Apr 20 2008
Time Management in the Classroom
In my International Environmental Law course, each student is responsible for 20 minutes of a class session. The students are to split those sessions between presentation and facilitation of active engagement by the rest of the class. Students understand that time management is a critical to the success of the session. To help them with time management, I spent 5 minutes in class offering my two cents.
1. Time management is important, not just for students but for their teachers too. Time management is hard, not just for students but for their teachers too. But there are things we can do to help us manage time effectively.
2. Less is more, less is more, less is more. Decide what few items of content and skills are important for the session and focus on those. The best way for us to manage time is to plan an appropriate amount of things to do in the time allotted. By violating the less is more principle, we create our own time management problems. After we expend considerable effort to learn the topic, plan visuals, craft exercises, we then try to inject all of that into the session. Nope. A critical step is for us to decide which of the wonderful things we know, impressive slides we created, and clever exercises we designed, we are NOT going to use.

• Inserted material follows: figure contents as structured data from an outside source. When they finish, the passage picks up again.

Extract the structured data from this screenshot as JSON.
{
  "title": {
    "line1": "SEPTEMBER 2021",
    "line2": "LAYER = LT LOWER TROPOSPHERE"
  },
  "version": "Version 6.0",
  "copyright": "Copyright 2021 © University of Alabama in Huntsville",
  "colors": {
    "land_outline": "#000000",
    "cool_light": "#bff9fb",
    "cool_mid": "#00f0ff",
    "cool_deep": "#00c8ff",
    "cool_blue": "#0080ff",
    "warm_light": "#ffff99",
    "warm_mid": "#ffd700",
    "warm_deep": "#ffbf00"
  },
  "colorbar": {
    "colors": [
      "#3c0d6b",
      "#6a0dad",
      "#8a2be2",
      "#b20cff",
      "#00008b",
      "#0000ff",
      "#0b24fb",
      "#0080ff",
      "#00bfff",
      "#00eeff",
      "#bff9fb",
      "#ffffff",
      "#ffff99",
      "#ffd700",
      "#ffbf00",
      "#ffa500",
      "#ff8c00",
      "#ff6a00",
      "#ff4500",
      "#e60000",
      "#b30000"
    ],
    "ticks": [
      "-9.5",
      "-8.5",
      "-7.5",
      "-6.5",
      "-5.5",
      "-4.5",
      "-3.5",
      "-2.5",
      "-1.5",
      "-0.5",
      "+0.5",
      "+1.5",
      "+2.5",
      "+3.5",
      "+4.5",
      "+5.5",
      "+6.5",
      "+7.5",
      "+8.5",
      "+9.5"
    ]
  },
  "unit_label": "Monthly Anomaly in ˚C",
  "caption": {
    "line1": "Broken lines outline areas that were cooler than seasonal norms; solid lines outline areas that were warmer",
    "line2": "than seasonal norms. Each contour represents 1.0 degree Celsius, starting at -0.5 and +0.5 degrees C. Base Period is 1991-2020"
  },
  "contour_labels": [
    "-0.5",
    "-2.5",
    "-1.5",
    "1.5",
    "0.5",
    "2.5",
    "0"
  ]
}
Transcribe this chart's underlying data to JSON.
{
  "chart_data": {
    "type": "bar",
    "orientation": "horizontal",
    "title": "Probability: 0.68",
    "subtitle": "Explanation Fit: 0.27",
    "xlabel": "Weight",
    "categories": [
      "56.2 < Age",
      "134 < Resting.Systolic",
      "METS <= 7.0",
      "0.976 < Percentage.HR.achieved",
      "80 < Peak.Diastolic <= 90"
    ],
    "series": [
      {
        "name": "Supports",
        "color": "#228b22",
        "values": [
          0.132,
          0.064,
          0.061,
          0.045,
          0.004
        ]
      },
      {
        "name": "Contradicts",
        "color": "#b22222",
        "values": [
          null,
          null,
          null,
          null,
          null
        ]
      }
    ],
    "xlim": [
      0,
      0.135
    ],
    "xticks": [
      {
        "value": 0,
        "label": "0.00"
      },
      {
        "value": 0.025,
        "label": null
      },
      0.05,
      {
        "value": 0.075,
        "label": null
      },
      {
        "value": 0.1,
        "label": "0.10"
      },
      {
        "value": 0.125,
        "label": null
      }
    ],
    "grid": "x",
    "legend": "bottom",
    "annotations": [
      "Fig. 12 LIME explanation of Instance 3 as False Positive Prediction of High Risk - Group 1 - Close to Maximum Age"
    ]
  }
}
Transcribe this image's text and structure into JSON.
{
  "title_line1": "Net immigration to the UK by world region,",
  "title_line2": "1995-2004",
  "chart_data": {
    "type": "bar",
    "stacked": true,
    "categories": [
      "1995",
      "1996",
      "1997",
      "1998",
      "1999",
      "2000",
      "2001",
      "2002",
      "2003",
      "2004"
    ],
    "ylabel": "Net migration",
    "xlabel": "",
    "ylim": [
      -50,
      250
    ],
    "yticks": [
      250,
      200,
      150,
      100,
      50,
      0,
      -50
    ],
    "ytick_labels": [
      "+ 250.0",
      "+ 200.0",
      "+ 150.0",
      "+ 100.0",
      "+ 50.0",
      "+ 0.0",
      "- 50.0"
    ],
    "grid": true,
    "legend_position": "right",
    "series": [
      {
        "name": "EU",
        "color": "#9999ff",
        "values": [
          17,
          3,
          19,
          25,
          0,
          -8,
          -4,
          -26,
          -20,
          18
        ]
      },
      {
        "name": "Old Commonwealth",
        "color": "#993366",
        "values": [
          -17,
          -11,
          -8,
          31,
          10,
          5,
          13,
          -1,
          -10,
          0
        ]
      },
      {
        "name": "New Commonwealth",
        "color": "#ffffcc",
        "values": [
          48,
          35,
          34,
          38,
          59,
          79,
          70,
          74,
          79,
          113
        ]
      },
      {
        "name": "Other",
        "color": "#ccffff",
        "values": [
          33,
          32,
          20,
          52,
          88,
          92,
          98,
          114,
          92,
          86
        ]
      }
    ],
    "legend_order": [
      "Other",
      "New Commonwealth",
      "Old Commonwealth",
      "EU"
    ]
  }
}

3. Make sure the most important stuff happens and is not rushed. In our fantasies, we present/facilitate sessions that build to a powerful, dramatic conclusion, with our best stuff at the end. Nope. Most of us can’t make this happen consistently. Instead, our great stuff gets jammed in at the end, or even worse, in the few minutes after class was supposed to end. Instead, make sure the important things happen in the beginning and middle of the session, with plenty of time to spare.
4. Plan omissions. Before the session, decide what parts can be dropped if time is becoming short during the session. What topics, visuals, exercises can be skipped? You can be the only one who knows that you skipped them.
5. Sacrifice presentation for facilitation. For most people in the presentation/facilitation role, default mode is that we talk. We have control. We have important stuff to say! Often, however, learning would be enhanced not by us saying more, but by the participants doing more.